Nigerian Oil Tycoon Kola Aluko Supports AfDB's $500 Million African Development Fund

By Nadya-Ruth Froesch
Kola Aluko, Ozwald Boateng and Jamie Foxx At NASDAQ. Image source: NASDAQ
Kola Aluko, Ozwald Boateng and Jamie Foxx At NASDAQ. Image source: NASDAQ

Nigerian oil magnate Kola Aluko and Ghanaian-born British fashion designer Ozwald Boateng were among dignitaries who joined the launch event of Africa50′s Project development vehicle, a $500 million African infrastructure project development fund founded by the African Development Bank (AfDB).

Oscar-winning actor and musician Jamie Foxx joined the two African businessmen, NASDAQ officials and AfDB executives at the NASDAQ in New York on Wednesday where they rang the opening bell to officially launch the fundraising for the fund.

Both Kola Aluko and Ozwald Boateng are founders of the Made In Africa Foundation (MIAF), a UK non-profit that supports and fund master plans and feasibility studies for transformational and large scale developments and infrastructure projects across the African continent.
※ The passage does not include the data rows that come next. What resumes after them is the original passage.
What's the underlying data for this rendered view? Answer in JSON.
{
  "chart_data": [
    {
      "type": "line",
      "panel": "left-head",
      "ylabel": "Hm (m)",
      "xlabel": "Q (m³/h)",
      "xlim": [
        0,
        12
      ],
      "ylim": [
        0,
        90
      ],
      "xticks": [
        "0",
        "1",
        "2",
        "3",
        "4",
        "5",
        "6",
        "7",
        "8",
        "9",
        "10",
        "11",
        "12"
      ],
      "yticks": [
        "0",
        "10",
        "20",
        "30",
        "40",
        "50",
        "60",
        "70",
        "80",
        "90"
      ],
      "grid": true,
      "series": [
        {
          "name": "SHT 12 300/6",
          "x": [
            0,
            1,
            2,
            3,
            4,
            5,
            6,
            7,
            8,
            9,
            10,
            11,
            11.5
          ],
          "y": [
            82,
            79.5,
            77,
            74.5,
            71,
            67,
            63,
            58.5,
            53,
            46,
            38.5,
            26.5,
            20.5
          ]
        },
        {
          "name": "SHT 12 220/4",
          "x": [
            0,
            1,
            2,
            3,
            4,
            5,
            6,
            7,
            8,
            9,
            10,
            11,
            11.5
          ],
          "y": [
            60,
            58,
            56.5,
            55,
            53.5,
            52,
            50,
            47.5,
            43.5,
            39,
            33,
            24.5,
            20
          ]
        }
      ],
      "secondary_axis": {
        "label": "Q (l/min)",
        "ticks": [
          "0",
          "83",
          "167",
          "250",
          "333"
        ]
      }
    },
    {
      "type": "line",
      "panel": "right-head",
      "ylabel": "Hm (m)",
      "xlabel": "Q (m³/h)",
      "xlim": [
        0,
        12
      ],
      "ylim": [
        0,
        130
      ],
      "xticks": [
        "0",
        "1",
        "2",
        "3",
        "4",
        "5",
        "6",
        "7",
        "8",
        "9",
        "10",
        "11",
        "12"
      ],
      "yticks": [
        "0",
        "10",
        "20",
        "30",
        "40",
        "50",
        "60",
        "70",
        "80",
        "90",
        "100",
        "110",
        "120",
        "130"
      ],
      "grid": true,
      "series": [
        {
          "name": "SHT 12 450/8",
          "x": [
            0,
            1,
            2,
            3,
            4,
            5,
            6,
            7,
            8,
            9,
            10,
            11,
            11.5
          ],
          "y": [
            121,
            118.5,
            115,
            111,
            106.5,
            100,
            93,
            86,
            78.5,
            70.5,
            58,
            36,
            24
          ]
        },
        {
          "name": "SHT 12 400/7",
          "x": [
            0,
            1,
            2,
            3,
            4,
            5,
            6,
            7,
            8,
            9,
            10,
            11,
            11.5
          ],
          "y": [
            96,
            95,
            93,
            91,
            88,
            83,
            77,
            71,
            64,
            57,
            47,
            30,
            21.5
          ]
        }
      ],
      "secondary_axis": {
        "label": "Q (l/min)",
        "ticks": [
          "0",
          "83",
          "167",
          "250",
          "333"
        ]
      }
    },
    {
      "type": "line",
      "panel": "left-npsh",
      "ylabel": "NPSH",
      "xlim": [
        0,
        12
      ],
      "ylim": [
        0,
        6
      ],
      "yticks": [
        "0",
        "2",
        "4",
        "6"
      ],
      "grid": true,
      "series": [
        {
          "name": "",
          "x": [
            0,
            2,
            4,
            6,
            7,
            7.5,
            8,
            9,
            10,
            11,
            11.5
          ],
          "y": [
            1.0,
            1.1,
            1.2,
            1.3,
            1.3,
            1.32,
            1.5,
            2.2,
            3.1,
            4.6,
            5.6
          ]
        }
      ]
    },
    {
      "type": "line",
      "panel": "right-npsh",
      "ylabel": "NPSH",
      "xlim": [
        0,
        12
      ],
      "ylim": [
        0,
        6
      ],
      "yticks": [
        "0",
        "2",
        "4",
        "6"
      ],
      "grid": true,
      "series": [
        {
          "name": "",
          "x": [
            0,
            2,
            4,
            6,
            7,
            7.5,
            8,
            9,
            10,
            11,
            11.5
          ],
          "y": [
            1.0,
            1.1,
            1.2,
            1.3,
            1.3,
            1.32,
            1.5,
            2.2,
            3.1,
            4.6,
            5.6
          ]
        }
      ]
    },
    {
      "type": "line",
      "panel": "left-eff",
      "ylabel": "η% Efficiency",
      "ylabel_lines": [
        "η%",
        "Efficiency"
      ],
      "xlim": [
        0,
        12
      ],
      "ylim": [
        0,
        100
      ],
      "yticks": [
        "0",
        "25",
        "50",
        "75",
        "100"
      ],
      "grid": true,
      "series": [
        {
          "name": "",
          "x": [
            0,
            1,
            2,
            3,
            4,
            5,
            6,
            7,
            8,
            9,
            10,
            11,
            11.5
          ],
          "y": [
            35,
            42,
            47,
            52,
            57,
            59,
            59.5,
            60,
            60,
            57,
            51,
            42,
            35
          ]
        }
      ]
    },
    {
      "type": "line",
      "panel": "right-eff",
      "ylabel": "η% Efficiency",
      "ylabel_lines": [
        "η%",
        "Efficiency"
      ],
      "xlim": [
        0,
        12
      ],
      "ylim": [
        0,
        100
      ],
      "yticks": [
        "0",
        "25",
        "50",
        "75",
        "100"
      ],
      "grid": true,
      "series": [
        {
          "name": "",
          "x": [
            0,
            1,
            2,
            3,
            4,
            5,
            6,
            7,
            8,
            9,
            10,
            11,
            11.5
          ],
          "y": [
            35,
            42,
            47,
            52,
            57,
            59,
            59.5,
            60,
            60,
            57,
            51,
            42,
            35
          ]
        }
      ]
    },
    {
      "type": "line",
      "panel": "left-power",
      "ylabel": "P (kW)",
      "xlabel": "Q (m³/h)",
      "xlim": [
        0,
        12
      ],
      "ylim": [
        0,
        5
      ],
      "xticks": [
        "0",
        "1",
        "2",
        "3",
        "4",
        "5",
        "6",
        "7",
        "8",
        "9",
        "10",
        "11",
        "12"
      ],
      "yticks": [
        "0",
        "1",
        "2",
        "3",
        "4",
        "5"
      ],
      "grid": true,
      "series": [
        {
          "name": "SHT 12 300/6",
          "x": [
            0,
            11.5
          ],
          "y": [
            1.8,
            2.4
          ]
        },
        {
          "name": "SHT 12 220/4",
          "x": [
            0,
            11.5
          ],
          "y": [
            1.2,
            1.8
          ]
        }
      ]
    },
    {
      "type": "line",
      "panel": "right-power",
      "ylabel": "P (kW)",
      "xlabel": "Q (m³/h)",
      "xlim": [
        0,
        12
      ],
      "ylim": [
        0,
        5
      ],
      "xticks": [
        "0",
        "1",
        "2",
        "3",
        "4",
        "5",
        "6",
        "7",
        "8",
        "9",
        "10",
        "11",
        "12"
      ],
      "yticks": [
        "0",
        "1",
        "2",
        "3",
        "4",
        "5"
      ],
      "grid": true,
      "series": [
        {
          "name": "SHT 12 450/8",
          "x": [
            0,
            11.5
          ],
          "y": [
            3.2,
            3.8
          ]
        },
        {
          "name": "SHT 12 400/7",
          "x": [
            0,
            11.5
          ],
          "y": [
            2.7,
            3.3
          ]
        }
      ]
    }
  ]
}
The MIAF is in a partnership with the African Development Bank to co-manage and market initiatives to attract new investment for the fund.

The $500 million African infrastructure project development fund was founded by the African Development Bank (AfDB) to fund feasibility studies of large-ticket infrastructure projects across sub-Saharan Africa.

The AfDB plans to attract investments from development finance institutions, pension funds, sovereign wealth funds and governments to the fund. Capri Global Capital, a US-based investment advisory founded by African-American fund manager Quintin E. Primo III, will work with the AfDB and MIAF in raising the additional capital.

The alliance between MIAF and AfDB aims to raise $500 million for Africa50's project development arm by the first half of 2014. The money will be used to fund feasibility studies of large-scale infrastructure projects. The AfDB eventually plans to raise a $10 billion project finance fund.

Kola Aluko, a successful Nigerian oilman, has said in the past that the solution to Africa's problems is not charity in terms of building schools or hospitals, which sometimes are not sustainable. “These projects happen and then they are left in incapable hands and they are not commercially driven. As a consequence, most of them will go on for as long as the money has been given lasts and beyond that they slowly dilapidate and slowly die,” he said on an online broadcast available here.

Aluko and Boateng set out to provide a catalyst for African development and growth by focusing on commercially viable infrastructure projects in Africa.

“Infrastructure drives growth. If we focus on the big infrastructure projects- power, good roads, railways – then we will be creating an enabling environment for entrepreneurs in other areas of endeavor which are non-infrastructure,” Aluko said in the online broadcast.

Re-emphasizing the need for such an investment, Ozwald Boateng, a co-founder of MIAF, reiterated that Africa could not properly compete without the infrastructure that would drive trade. “Clearly as Africans to compete we need the roads and rail, telecommunications and urban environments that stimulate and ensure trade,” Boateng said in a statement.

Aluko is a wealthy Nigerian businessman with interests in the energy and private aviation industries. He is a founder of Fossil Resources, an oil trading company, and Atlantic Energy, a private Nigerian upstream oil and gas company. He also serves as a member of the advisory board for Swiss luxury aviation company Vistajet and drives for the Swiss car racing team, Kessel Racing.